MA QUALE CACCIA AGLI EVASORI

Attilio Befera, "Artiglio" per chi gli rimprovera un supposto eccesso di severità nella gestione della macchina fiscale italiana, ha fatto un sogno. Il grande capo dell’Agenzia delle entrate e di Equitalia, il suo braccio armato per la riscossione delle tasse, vorrebbe mettere le mani su Palantir, un software di analisi dei big data messo a punto tre anni fa negli Stati Uniti, sviluppato da un fondo di investimento della Cia e oggi adottato in Italia dai Carabinieri del Ros, il Raggruppamento operativo speciale.
Del misterioso Palantir, capace di incrociare una quantità illimitata di dati, utilizzando algoritmi di ultima generazione per scoprire relazioni invisibili, si parlò quando Osama Bin Laden registrò un video davanti a uno scorcio montagnoso sul quale una manciata di minuti dopo piombò una raffica di missili, che non lo centrò in pieno solo perché nel frattempo si era spostato in tutta fretta. Se con Palantir l’allora leader di Al Qaeda ha rischiato la pelle, gli evasori fiscali italiani potrebbero continuare a dormire tra due guanciali. Non tanto perché il sistema made in Usa non ha proprio le caratteristiche adatte per la caccia ai furbetti delle dichiarazioni dei redditi, come assicura chi ha avuto modo di prendere parte a una delle riservatissime presentazioni organizzate in Italia. Quanto perché l’evasione-monstre del nostro Paese, pur essendo una delle principali cause dei conti pubblici che non tornano mai, e di una pressione fiscale effettiva ormai schizzata per i contribuenti onesti a quota 53 per cento, oggi come ieri non è quasi mai stata affrontata davvero come un’emergenza nazionale.

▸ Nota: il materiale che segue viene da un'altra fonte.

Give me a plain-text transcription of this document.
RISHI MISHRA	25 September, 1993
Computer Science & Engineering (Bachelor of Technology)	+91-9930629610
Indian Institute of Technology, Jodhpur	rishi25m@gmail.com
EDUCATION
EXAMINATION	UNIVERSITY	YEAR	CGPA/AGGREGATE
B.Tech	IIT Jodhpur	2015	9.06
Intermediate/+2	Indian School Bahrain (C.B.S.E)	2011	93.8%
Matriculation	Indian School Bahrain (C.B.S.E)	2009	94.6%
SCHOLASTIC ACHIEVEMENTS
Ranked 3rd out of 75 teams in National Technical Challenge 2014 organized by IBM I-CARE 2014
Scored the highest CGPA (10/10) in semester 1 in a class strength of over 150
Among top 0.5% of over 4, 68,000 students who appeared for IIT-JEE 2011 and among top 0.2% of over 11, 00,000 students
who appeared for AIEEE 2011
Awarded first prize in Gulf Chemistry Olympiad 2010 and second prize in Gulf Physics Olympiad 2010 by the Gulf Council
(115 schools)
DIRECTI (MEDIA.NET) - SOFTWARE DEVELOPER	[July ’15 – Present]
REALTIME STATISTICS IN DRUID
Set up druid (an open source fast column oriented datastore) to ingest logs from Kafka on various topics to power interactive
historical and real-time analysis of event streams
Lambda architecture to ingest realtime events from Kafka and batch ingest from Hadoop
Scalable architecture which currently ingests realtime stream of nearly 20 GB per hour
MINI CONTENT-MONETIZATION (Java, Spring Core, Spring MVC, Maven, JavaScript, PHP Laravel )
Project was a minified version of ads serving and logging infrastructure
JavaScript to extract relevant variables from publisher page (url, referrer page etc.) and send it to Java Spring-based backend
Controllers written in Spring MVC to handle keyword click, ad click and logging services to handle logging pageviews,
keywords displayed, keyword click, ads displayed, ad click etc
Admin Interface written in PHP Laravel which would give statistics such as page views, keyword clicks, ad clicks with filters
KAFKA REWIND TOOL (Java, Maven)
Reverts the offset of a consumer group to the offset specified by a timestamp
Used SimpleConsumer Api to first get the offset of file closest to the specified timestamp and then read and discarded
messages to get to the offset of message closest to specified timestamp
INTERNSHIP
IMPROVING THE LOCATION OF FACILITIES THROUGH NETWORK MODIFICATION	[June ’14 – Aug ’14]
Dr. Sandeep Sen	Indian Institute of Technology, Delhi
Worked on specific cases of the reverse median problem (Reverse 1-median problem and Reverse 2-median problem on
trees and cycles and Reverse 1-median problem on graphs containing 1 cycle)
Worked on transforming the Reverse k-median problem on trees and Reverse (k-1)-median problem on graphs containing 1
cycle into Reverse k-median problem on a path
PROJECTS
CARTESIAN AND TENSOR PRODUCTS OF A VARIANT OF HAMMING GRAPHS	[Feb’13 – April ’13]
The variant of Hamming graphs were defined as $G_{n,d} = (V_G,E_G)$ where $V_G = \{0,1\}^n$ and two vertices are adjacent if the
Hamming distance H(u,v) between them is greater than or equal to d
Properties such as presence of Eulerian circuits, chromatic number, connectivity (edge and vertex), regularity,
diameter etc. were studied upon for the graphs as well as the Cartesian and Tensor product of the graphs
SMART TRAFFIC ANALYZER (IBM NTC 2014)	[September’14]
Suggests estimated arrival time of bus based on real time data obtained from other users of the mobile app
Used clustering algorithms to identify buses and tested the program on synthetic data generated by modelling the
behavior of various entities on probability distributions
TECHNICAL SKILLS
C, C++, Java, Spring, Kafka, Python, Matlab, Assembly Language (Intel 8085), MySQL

Befera c’entra poco e niente: è un grand commis e non va dove lo porta il cuore, ma dove gli chiede il governo di turno. Che non ha mai voglia di regalare alle forze di opposizione una formidabile quota di consenso elettorale. E, come ebbe a ricordare quel galantuomo dell’allora numero uno della Confcommercio, Sergio Billé, prima di finire agli arresti domiciliari e poi beccarsi una condanna a tre anni per corruzione, il mondo del lavoro autonomo e della piccola impresa vale qualcosa come dieci o dodici milioni di voti. Chi non ne intercetta almeno una fetta si può scordare di vincere le elezioni.

NEL BUNKER SOTTERRANEO
Palantir potrebbe rivelarsi insomma l’ennesima presa in giro. Che la (mancata) lotta all’evasione sia un problema di volontà politica e non di strumenti operativi è più di un sospetto per chiunque abbia avuto l’opportunità di visitare, all’estrema periferia di Roma, dalle parti della via Laurentina, il blindatissimo quartier generale della Sogei, la società di informatica del fisco italiano, collegata a 300 diverse banche dati (dall’anagrafe tributaria al registro navale), a loro volta alimentate da qualcosa come diecimila enti pubblici.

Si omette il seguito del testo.